I asked Jeremiah about it when he came
to stand on the porch to smoke his pipe.


I know this is a long
shot, but you wouldn’t know anyone around here who needs graphic
design work, would you?” I sighed. “That’s pretty much the only
marketable skill I have.”

He seemed thoughtful. “Nope, can’t say
that I do. I barely know what to do with those computer things, but
I have one if you want to look around for a job or
something.”

I raised my eyebrow, doubtful. “You
have a computer?”

He grinned, showing off his missing
tooth in the front. “Bet you thought I was just an old stupid
hillbilly, didn’t you? Well, I am. But my daughter keeps trying to
get me hooked into that stuff, so she got me set up. It’s in the
kitchen cabinet underneath the sink.”

Excited, I ran to the door. On a whim,
I stopped and gave him a kiss on his cheek.


You’re not old or
stupid.”

His eyes danced. “But I am a
hillbilly.”

I laughed on my way inside. “And I
love you for it.”

I pulled out the laptop and cables,
which were pretty new as far as I could tell, and thankfully not
messed up from being in a damp, enclosed space for so long. There
was a little router that pulled up a signal, though it was slow all
the way out in the woods.

The cursor waited patiently for me to
type some search terms about a job nearby. Or maybe there would be
some kind of assistance program for homeless people—which I
basically was at this point. Or if I were really desperate, I could
try to get in touch with my mother.

Instead I typed in Hunter’s full name.
Apparently there was a B-list actor of the same name so I had to
scroll through a few pages of search results until I found the one
I was looking for. A news site reporting on a conviction for
aggravated assault.

Nineteen year old
parishioner…

Spiritual advisor and close
friend of the family…

Abused his position of
authority…

Guilty and sentenced to
five years in a medium security prison…

A priest?

Jesus Christ, Hunter had
been a
priest
. No
wonder Laura had been so sure of him. And yet, what I’d told her
had been true. How had he come to this? Why had he done
it?

I went back to the search results and
found a new article dated one year later.

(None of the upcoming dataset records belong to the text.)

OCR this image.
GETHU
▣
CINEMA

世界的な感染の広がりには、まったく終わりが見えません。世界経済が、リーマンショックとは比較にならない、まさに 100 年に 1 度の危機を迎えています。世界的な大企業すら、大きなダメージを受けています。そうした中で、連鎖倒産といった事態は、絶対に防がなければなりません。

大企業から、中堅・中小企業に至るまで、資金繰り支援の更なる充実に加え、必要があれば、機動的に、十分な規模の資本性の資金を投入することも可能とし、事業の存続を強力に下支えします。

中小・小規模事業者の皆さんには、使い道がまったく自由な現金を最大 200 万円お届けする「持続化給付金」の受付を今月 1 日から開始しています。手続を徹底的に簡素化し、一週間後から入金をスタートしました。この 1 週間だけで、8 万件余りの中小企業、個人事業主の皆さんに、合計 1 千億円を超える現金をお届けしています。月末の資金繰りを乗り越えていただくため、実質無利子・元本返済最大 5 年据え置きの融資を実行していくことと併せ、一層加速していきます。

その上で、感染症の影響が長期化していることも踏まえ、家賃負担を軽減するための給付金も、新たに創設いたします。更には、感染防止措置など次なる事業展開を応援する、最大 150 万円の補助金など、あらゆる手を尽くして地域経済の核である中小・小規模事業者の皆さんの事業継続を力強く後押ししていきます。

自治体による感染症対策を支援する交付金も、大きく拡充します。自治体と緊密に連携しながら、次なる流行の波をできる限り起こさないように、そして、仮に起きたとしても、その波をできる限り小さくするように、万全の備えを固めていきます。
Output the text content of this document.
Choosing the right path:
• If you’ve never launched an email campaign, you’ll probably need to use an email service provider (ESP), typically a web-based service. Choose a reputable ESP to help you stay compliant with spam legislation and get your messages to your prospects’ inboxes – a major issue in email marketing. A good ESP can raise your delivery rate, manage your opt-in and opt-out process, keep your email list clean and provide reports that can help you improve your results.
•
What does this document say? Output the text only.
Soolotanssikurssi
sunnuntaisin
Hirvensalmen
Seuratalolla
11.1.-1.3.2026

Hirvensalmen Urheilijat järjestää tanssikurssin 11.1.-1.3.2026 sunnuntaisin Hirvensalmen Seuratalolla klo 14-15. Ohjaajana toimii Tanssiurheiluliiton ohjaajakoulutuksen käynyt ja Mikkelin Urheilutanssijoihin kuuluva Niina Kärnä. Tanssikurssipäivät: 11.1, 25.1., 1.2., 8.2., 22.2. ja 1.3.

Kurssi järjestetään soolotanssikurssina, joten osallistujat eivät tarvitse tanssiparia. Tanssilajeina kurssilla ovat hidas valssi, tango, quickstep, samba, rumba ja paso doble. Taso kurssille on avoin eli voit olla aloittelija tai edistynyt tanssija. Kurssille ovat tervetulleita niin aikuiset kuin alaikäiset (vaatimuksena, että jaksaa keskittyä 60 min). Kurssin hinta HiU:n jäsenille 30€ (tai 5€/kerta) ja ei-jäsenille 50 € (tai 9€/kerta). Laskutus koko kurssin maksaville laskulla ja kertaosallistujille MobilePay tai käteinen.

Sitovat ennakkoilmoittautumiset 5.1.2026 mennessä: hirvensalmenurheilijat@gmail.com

U.S. Federal Appeals court
tossed out the conviction on Friday…

New evidence brought
forward by the victim’s friend…

Had fabricated the story
over a series of emails…

Released on bond pending
official exoneration…

The conviction was
overturned.

My palms felt sweaty on the keyboard.
A girl had lied about him. Lied to get attention or for whatever
reasons, and he’d gone to jail for that. Where Hunter had gotten
raped. The article didn’t say but I knew it with a certainty
bone-deep. A priest who had raped a teenage girl would be exactly
the kind of person targeted for assault by the other inmates. He
wouldn’t have stood a chance against those men.

The first article had a picture of
him. I returned and studied it.

The same features. The same
man.

But the younger Hunter had a smooth
face and guileless eyes whereas the Hunter I knew always wore a
certain level of scruff. And his eyes were haunted. The pain he
held was more marked now that I had seen him before.

Even though the picture had been taken
from the shoulders up, I could see the changes in his whole body.
His cheeks were more gaunt now, his shoulders broader and thicker.
He’d gotten leaner while bulking up on muscle. He even held himself
differently, more proud before, now defiant.